The obligatory pineapple is brought out for the 60 odd seconds of the punky 'Porcupine or Pineapple', their anti-war song. Hair Bear is by now desperately trying to upstage the band but even one of the speakers almost falling on the drummer a few songs in can't upstage them. Admirably the drummer barely seems to notice, as he carries on playing. He could so easily have not been so lucky.







The support band the XCerts, who we missed, slow the crescendo of songs by bringing a cake on stage for the bass player's birthday.

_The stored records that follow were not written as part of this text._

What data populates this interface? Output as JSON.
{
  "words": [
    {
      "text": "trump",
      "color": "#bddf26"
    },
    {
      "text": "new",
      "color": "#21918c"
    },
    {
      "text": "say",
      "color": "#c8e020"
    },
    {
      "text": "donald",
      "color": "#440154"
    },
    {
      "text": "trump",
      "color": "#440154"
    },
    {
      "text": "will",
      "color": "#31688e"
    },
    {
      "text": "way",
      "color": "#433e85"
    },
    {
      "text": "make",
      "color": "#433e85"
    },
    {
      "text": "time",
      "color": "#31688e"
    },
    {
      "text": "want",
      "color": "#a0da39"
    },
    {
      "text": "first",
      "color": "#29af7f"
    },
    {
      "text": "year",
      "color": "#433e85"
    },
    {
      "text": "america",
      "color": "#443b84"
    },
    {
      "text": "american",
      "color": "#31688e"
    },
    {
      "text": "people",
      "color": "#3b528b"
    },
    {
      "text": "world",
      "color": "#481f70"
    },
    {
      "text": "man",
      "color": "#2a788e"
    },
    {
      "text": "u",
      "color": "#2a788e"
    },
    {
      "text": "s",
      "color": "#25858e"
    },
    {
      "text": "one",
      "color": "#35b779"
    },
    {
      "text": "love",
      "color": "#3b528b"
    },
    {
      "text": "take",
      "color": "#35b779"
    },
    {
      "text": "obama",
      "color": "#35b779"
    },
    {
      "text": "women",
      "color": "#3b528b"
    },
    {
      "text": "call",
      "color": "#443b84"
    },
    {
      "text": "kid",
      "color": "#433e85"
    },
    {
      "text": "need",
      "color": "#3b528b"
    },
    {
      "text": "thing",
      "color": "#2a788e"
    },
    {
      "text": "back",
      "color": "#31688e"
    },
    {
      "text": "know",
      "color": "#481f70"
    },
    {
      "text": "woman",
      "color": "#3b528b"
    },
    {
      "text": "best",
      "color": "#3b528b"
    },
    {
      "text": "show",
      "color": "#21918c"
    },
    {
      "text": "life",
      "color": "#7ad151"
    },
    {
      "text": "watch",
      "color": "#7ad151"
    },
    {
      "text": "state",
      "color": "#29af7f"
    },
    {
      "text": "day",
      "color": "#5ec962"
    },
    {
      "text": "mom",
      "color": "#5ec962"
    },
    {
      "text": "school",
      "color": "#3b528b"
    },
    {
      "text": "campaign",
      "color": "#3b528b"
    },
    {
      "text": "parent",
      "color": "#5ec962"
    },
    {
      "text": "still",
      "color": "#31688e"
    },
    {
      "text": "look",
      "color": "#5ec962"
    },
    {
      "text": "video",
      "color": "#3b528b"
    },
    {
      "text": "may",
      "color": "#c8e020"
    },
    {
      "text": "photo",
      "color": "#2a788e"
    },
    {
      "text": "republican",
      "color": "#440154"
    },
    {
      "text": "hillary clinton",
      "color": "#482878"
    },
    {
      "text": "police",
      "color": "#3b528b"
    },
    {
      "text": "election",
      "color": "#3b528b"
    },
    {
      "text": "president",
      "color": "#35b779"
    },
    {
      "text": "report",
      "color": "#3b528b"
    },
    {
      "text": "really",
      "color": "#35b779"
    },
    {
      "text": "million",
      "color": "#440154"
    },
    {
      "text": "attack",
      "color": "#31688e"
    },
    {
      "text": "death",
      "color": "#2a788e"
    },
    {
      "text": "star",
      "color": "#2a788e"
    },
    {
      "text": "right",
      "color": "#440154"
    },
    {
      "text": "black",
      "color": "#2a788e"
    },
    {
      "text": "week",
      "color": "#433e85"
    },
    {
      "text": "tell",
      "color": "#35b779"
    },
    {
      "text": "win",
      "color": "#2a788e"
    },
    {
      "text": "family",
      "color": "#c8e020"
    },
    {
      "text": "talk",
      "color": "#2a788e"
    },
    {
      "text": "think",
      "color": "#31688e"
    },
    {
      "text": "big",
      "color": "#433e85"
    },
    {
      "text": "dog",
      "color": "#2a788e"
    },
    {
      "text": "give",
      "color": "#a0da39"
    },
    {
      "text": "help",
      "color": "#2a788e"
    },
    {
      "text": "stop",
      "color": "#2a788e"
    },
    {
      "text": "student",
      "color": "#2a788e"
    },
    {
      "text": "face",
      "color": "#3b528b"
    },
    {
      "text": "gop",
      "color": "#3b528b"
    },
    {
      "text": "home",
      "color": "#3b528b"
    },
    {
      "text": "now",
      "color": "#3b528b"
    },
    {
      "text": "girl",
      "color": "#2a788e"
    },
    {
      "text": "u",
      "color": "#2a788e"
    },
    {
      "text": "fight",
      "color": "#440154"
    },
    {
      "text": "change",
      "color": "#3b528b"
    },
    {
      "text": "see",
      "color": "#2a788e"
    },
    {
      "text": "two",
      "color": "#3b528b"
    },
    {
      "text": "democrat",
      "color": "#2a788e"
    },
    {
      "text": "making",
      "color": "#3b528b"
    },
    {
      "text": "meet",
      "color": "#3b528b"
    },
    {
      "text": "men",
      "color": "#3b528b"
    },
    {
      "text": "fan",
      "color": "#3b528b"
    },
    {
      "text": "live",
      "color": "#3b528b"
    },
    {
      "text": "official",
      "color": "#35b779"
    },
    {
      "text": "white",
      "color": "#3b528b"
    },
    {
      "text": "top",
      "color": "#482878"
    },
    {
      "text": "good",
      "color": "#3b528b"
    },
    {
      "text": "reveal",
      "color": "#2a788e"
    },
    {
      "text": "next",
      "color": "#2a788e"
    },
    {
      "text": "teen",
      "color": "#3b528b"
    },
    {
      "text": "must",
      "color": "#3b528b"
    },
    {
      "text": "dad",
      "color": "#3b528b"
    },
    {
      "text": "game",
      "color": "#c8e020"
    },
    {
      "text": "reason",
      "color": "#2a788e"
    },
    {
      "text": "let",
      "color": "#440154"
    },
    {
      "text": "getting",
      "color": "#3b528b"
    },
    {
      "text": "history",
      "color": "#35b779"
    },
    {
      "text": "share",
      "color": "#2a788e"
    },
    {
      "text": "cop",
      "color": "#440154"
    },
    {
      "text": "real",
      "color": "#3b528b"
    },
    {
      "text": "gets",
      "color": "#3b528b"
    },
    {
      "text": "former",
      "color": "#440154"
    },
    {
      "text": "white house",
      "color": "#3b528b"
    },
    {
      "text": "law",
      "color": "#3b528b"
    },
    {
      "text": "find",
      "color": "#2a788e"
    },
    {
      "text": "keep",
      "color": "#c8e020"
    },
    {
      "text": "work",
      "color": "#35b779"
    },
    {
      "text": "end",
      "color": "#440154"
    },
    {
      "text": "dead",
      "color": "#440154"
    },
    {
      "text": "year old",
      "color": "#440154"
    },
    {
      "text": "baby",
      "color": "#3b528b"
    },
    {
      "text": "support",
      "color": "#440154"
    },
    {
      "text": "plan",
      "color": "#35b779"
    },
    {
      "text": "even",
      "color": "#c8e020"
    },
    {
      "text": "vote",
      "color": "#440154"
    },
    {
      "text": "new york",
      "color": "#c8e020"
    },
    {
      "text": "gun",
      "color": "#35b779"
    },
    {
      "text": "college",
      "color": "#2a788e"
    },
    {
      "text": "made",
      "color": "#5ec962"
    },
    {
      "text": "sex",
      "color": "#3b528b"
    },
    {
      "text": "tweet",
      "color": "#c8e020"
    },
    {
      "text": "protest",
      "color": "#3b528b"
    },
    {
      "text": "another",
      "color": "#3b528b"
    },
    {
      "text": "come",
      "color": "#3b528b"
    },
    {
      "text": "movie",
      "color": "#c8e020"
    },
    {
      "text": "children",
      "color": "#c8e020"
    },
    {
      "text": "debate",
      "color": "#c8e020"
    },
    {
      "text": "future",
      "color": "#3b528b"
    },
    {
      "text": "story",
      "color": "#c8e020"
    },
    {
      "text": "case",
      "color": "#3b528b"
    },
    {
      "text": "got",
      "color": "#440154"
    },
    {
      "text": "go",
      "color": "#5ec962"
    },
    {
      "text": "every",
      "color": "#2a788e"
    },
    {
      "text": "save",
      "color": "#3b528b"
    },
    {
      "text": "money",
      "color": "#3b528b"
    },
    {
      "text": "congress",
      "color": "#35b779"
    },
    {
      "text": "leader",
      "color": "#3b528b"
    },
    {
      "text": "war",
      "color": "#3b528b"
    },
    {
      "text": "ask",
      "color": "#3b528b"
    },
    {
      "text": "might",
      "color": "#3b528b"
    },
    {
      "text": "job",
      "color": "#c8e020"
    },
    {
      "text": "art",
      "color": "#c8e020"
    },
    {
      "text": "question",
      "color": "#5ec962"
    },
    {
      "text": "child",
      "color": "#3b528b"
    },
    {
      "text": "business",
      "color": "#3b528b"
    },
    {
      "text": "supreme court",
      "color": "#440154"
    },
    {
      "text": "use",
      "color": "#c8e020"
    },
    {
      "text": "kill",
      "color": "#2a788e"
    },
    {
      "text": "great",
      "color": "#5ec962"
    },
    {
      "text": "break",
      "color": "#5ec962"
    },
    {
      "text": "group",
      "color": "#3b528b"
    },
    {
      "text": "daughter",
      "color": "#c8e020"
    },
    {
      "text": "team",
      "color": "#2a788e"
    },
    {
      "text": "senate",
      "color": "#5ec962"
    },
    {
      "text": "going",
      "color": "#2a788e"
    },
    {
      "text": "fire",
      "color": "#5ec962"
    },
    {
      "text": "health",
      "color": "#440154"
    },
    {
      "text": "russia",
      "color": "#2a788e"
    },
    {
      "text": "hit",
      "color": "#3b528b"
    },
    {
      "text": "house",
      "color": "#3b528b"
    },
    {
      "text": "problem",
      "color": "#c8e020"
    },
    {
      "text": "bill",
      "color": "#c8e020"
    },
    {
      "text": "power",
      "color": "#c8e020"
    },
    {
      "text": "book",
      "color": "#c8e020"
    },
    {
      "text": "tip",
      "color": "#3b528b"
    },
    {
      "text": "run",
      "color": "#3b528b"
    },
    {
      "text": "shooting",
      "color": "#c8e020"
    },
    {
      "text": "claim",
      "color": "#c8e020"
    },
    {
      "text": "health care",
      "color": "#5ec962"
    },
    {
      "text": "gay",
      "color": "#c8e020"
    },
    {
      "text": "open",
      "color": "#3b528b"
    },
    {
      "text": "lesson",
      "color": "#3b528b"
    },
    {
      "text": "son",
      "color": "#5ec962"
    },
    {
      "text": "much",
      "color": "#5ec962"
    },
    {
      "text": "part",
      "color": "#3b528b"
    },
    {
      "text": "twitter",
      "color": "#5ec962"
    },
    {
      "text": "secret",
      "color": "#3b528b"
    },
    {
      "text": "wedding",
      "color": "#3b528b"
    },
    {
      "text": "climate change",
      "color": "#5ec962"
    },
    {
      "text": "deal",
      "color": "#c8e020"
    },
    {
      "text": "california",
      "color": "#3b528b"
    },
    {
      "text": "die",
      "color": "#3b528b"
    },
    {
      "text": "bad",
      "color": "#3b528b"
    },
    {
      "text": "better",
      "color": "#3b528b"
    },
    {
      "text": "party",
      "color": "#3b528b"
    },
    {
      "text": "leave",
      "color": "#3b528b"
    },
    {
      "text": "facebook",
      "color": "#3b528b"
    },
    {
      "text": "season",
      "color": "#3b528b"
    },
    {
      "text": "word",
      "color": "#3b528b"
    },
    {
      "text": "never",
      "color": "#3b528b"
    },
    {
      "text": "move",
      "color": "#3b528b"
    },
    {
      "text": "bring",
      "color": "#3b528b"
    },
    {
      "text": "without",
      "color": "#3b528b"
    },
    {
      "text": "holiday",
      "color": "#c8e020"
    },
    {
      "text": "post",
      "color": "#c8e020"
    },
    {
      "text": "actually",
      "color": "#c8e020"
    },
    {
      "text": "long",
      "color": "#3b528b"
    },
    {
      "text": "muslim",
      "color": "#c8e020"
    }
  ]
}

Again the epic, lovelorn 'No Return' tugs at the heartstrings and steals the show, a song seemingly personal to vocalist Eamon Hamilton about love lost but painfully remembered. It complements the short, frenetic bursts of their other songs extremely well.







The set is over in around fifty minutes, having played most of their two albums. A chap near us has continually called for their seven second song about punctuation 'Comma Comma Comma Full Stop'. I keep expecting them to either finish or encore with it but it remains unplayed. Eamon returns alone to play a single solo encore, a song about European integration he calls it. Maybe be that should be disintegration, as he whinges about metrification among other things.



All bands are influenced by somebody who has gone before them but the great bands earn our respect by taking those influences, turning them on their head and then coming up with something distinctive and then crucially, ending up sounding like no one but themselves. That's the Brakes.



As the lights go up, it looks as if L's pulled, she's talking to Hair Bear. Thankfully I don't think frizzy afros do it for her.